TIF in Illinois
TIF in Illinois is governed by this Statute:
(65 ILCS 5/Art. 11 Div. 74.4 heading)
DIVISION 74.4. TAX INCREMENT
ALLOCATION REDEVELOPMENT ACT
In order to declare a TIF district, there must be conditions of "blight" or "potential blight", and the determination must be made that "but-for" free money to developers the development would not occur.
Throughout Illinois the definition of "blight or potential blight" are taken to mean anything municipal rulers say it is. Poshy golf courses, corn fields, and the most expensive real estate in downtown Chicago have been declared blighted for purposes of TIF designation.

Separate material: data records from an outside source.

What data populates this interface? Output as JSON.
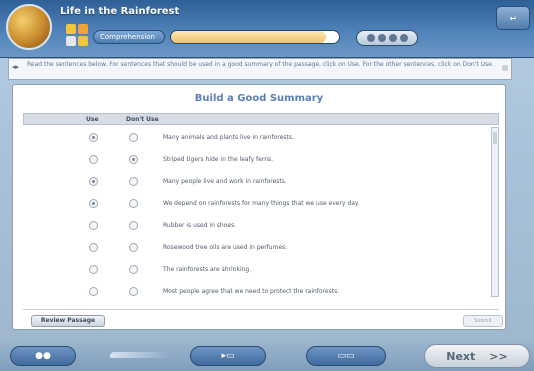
{
  "header": {
    "app_title": "Life in the Rainforest",
    "section": "Comprehension",
    "progress_fraction": 0.92
  },
  "instructions": {
    "text": "Read the sentences below. For sentences that should be used in a good summary of the passage, click on Use. For the other sentences, click on Don't Use."
  },
  "panel": {
    "title": "Build a Good Summary",
    "col_use": "Use",
    "col_dont_use": "Don't Use",
    "rows": [
      {
        "text": "Many animals and plants live in rainforests.",
        "selected": "use"
      },
      {
        "text": "Striped tigers hide in the leafy ferns.",
        "selected": "dont"
      },
      {
        "text": "Many people live and work in rainforests.",
        "selected": "use"
      },
      {
        "text": "We depend on rainforests for many things that we use every day.",
        "selected": "use"
      },
      {
        "text": "Rubber is used in shoes.",
        "selected": "none"
      },
      {
        "text": "Rosewood tree oils are used in perfumes.",
        "selected": "none"
      },
      {
        "text": "The rainforests are shrinking.",
        "selected": "none"
      },
      {
        "text": "Most people agree that we need to protect the rainforests.",
        "selected": "none"
      }
    ],
    "review_label": "Review Passage",
    "submit_label": "Submit"
  },
  "footer": {
    "next_label": "Next",
    "next_arrows": ">>"
  },
  "icons": [
    "app-logo-icon",
    "activity-grid-icon",
    "exit-icon",
    "scroll-arrows-icon",
    "glossary-icon",
    "tool-icon",
    "audio-icon"
  ]
}
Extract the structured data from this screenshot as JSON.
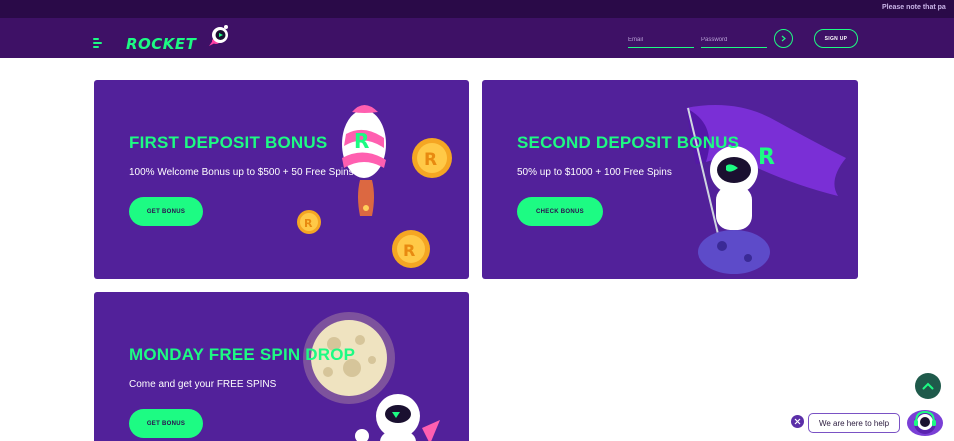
{
  "ticker": {
    "text": "Please note that pa"
  },
  "header": {
    "logo_text": "ROCKET",
    "email_placeholder": "Email",
    "password_placeholder": "Password",
    "signup_label": "SIGN UP"
  },
  "promos": [
    {
      "title": "FIRST DEPOSIT BONUS",
      "subtitle": "100% Welcome Bonus up to $500 + 50 Free Spins",
      "button": "GET BONUS"
    },
    {
      "title": "SECOND DEPOSIT BONUS",
      "subtitle": "50% up to $1000 + 100 Free Spins",
      "button": "CHECK BONUS"
    },
    {
      "title": "MONDAY FREE SPIN DROP",
      "subtitle": "Come and get your FREE SPINS",
      "button": "GET BONUS"
    }
  ],
  "chat": {
    "bubble_text": "We are here to help"
  },
  "colors": {
    "accent": "#1dfb83",
    "header_bg": "#3e1166",
    "card_bg": "#52219a",
    "ticker_bg": "#2a0a48"
  },
  "icons": [
    "hamburger-menu-icon",
    "rocket-logo-icon",
    "arrow-right-icon",
    "chevron-up-icon",
    "close-icon",
    "support-agent-icon"
  ]
}
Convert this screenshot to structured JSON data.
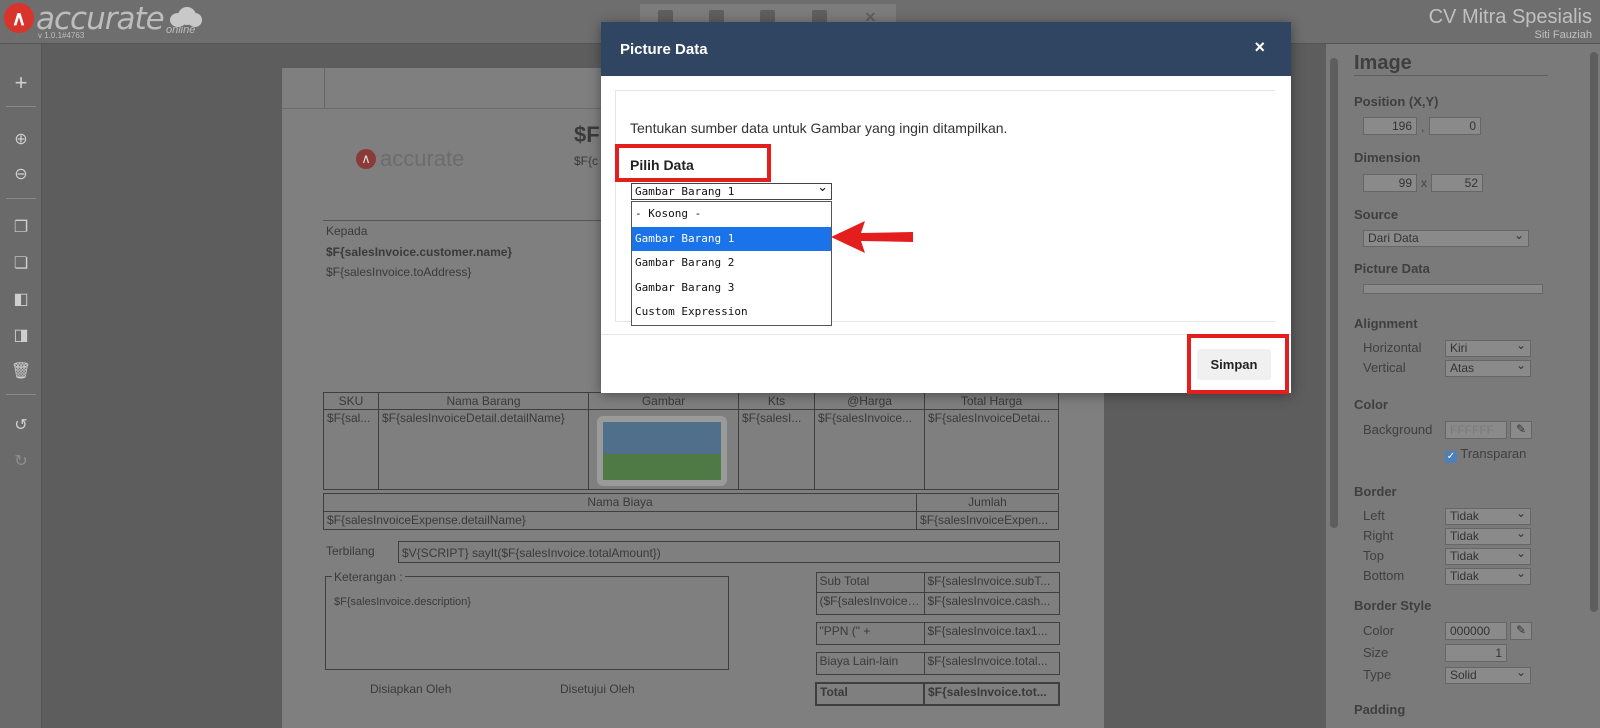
{
  "app": {
    "logo_text": "accurate",
    "logo_sub": "online",
    "version": "v 1.0.1#4763",
    "company": "CV Mitra Spesialis",
    "user": "Siti Fauziah"
  },
  "document": {
    "title_partial": "$F",
    "subtitle_partial": "$F{c",
    "logo_text": "accurate",
    "kepada_label": "Kepada",
    "customer_name": "$F{salesInvoice.customer.name}",
    "to_address": "$F{salesInvoice.toAddress}",
    "items_table": {
      "headers": [
        "SKU",
        "Nama Barang",
        "Gambar",
        "Kts",
        "@Harga",
        "Total Harga"
      ],
      "row": [
        "$F{sal...",
        "$F{salesInvoiceDetail.detailName}",
        "",
        "$F{salesI...",
        "$F{salesInvoice...",
        "$F{salesInvoiceDetai..."
      ]
    },
    "expense_table": {
      "headers": [
        "Nama Biaya",
        "Jumlah"
      ],
      "row": [
        "$F{salesInvoiceExpense.detailName}",
        "$F{salesInvoiceExpen..."
      ]
    },
    "terbilang_label": "Terbilang",
    "terbilang_value": "$V{SCRIPT} sayIt($F{salesInvoice.totalAmount})",
    "keterangan_label": "Keterangan :",
    "description": "$F{salesInvoice.description}",
    "summary": [
      [
        "Sub Total",
        "$F{salesInvoice.subT..."
      ],
      [
        "($F{salesInvoice....",
        "$F{salesInvoice.cash..."
      ],
      [
        "\"PPN (\" +",
        "$F{salesInvoice.tax1..."
      ],
      [
        "Biaya Lain-lain",
        "$F{salesInvoice.total..."
      ],
      [
        "Total",
        "$F{salesInvoice.tot..."
      ]
    ],
    "prepared_by": "Disiapkan Oleh",
    "approved_by": "Disetujui Oleh"
  },
  "right_panel": {
    "title": "Image",
    "position_label": "Position (X,Y)",
    "position_x": "196",
    "position_y": "0",
    "position_sep": ",",
    "dimension_label": "Dimension",
    "dim_w": "99",
    "dim_h": "52",
    "dim_sep": "x",
    "source_label": "Source",
    "source_value": "Dari Data",
    "picture_data_label": "Picture Data",
    "alignment_label": "Alignment",
    "horizontal_label": "Horizontal",
    "horizontal_value": "Kiri",
    "vertical_label": "Vertical",
    "vertical_value": "Atas",
    "color_label": "Color",
    "background_label": "Background",
    "background_value": "FFFFFF",
    "transparan_label": "Transparan",
    "border_label": "Border",
    "left_label": "Left",
    "right_label": "Right",
    "top_label": "Top",
    "bottom_label": "Bottom",
    "border_value": "Tidak",
    "border_style_label": "Border Style",
    "bs_color_label": "Color",
    "bs_color_value": "000000",
    "bs_size_label": "Size",
    "bs_size_value": "1",
    "bs_type_label": "Type",
    "bs_type_value": "Solid",
    "padding_label": "Padding"
  },
  "modal": {
    "title": "Picture Data",
    "close": "×",
    "description": "Tentukan sumber data untuk Gambar yang ingin ditampilkan.",
    "pilih_label": "Pilih Data",
    "selected": "Gambar Barang 1",
    "options": [
      "- Kosong -",
      "Gambar Barang 1",
      "Gambar Barang 2",
      "Gambar Barang 3",
      "Custom Expression"
    ],
    "save_label": "Simpan"
  },
  "colors": {
    "modal_header": "#2f4562",
    "highlight_red": "#e41d1d",
    "selected_option": "#1a73e8"
  }
}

Judicial review is all but impossible to obtain by affected taxpayers.
As an aside, Google Illinois supreme court justice husband to get a glimpse of the incestuous corruption taken for granted in Illinois political industry.

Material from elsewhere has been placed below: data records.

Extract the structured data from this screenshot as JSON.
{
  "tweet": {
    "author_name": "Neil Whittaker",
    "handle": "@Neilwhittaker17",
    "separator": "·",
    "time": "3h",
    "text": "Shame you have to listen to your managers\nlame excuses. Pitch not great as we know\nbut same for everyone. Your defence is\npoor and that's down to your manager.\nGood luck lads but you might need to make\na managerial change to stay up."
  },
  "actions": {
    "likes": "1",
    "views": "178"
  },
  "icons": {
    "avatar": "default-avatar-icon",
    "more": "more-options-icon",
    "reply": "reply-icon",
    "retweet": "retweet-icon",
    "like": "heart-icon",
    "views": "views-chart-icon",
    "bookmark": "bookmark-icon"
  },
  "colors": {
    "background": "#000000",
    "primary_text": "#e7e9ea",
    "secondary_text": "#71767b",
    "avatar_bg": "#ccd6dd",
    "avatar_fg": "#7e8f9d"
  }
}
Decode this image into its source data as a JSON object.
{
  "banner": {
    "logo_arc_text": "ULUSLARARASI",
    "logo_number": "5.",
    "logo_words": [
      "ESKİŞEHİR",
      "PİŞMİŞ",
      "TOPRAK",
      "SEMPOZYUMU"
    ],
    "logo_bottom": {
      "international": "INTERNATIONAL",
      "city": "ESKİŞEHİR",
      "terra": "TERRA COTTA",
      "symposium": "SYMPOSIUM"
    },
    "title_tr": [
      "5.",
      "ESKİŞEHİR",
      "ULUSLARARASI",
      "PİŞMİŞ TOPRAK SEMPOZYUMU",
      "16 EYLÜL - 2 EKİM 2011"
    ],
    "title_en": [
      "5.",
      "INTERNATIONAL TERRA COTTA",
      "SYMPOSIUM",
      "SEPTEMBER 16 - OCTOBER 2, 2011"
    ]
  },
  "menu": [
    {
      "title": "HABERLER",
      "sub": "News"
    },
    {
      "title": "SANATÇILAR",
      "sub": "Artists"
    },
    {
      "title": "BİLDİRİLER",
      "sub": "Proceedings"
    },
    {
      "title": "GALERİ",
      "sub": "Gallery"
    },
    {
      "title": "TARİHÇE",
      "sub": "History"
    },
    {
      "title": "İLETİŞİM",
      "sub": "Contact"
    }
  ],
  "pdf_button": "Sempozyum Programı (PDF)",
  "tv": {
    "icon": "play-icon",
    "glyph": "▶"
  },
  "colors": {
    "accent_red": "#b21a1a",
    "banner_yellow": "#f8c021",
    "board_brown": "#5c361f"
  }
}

"But-for" is a deliberately ambiguous condition of TIF designation, how can taxpayers prove that a development would not happen "but for" the gifts of free public money and land and public debt risk of bond issues?
Naturally there is virtually no development in Illinois that doesn't involve significant TIF funding.

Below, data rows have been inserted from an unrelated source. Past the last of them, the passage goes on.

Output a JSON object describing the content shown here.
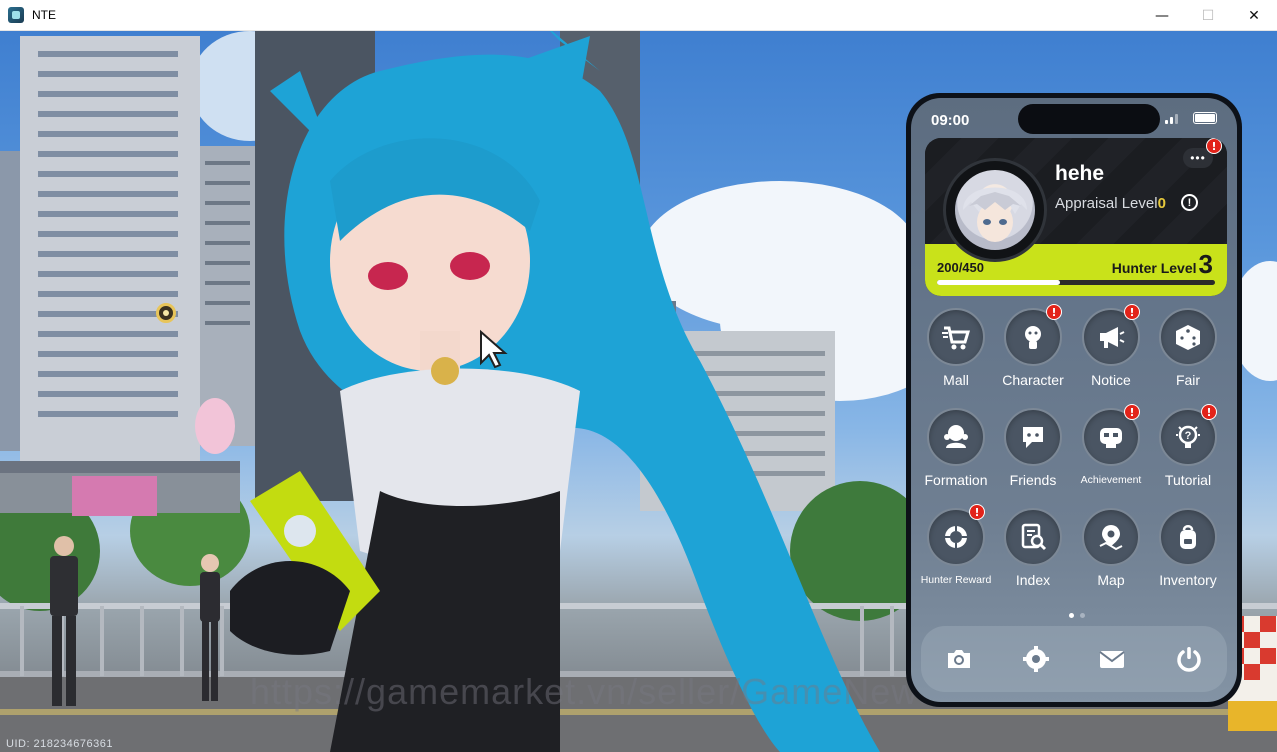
{
  "window": {
    "title": "NTE",
    "buttons": {
      "minimize": "—",
      "maximize": "☐",
      "close": "✕"
    }
  },
  "game": {
    "uid": "UID: 218234676361",
    "watermark": "https://gamemarket.vn/seller/GameNews"
  },
  "phone": {
    "status_time": "09:00",
    "profile": {
      "username": "hehe",
      "appraisal_label": "Appraisal Level",
      "appraisal_level": "0",
      "exp_text": "200/450",
      "exp_fraction": 0.444,
      "hunter_level_label": "Hunter Level",
      "hunter_level": "3",
      "more_badge": "!",
      "accent_color": "#c9e21a"
    },
    "apps": [
      {
        "label": "Mall",
        "icon": "cart-icon",
        "badge": false
      },
      {
        "label": "Character",
        "icon": "character-icon",
        "badge": true
      },
      {
        "label": "Notice",
        "icon": "megaphone-icon",
        "badge": true
      },
      {
        "label": "Fair",
        "icon": "dice-icon",
        "badge": false
      },
      {
        "label": "Formation",
        "icon": "formation-icon",
        "badge": false
      },
      {
        "label": "Friends",
        "icon": "chat-icon",
        "badge": false
      },
      {
        "label": "Achievement",
        "icon": "achievement-icon",
        "badge": true
      },
      {
        "label": "Tutorial",
        "icon": "bulb-icon",
        "badge": true
      },
      {
        "label": "Hunter Reward",
        "icon": "crosshair-icon",
        "badge": true
      },
      {
        "label": "Index",
        "icon": "index-icon",
        "badge": false
      },
      {
        "label": "Map",
        "icon": "map-pin-icon",
        "badge": false
      },
      {
        "label": "Inventory",
        "icon": "backpack-icon",
        "badge": false
      }
    ],
    "badge_text": "!",
    "pager": {
      "pages": 2,
      "current": 1
    },
    "dock": [
      "camera-icon",
      "settings-icon",
      "mail-icon",
      "power-icon"
    ]
  }
}
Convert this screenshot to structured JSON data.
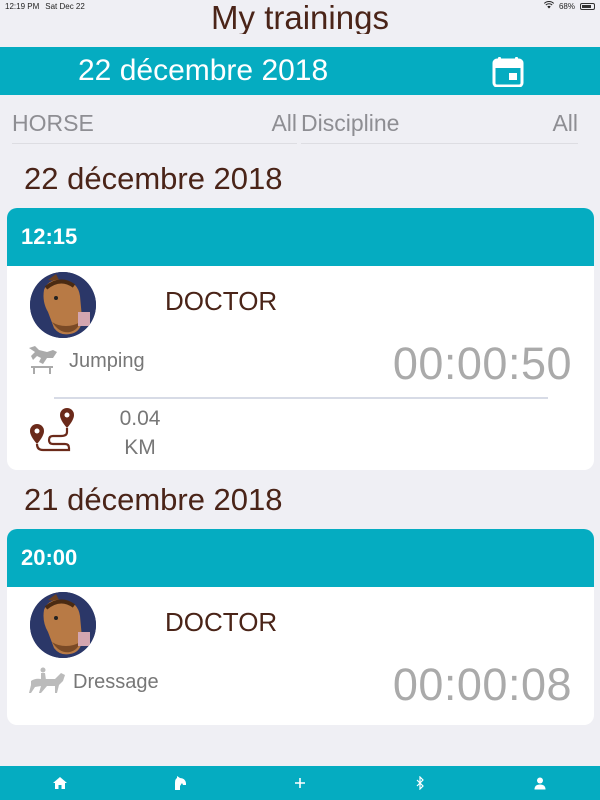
{
  "status_bar": {
    "time": "12:19 PM",
    "date": "Sat Dec 22",
    "battery": "68%"
  },
  "header": {
    "title": "My trainings",
    "date": "22 décembre 2018",
    "calendar_icon": "calendar-icon"
  },
  "filters": {
    "horse_label": "HORSE",
    "horse_value": "All",
    "discipline_label": "Discipline",
    "discipline_value": "All"
  },
  "sections": [
    {
      "date": "22 décembre 2018",
      "training": {
        "time": "12:15",
        "horse": "DOCTOR",
        "discipline": "Jumping",
        "duration": "00:00:50",
        "distance": "0.04",
        "distance_unit": "KM"
      }
    },
    {
      "date": "21 décembre 2018",
      "training": {
        "time": "20:00",
        "horse": "DOCTOR",
        "discipline": "Dressage",
        "duration": "00:00:08"
      }
    }
  ],
  "tab_bar": {
    "tabs": [
      "home-icon",
      "horse-head-icon",
      "plus-icon",
      "bluetooth-icon",
      "profile-icon"
    ]
  },
  "colors": {
    "accent": "#05acc1",
    "title": "#4a2418",
    "background": "#efeff4"
  }
}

Collar counties (ringing Chicago's Cook county) suffer property tax rates from 3% to over 5% of homes' fair market values, as abuse of TIF has made contributory development (buildings which must pay fair value property taxes) impossible. What fool would ever build in such startlingly high property tax rate regions without asking for public funds?
TIF and TIF law abuse by crony capitalists in the Illinois political industry can be blamed for much of the economic devastation of property values outside Chicago.
One thing they aren't wrong about: the entire State can truly be considered "blighted".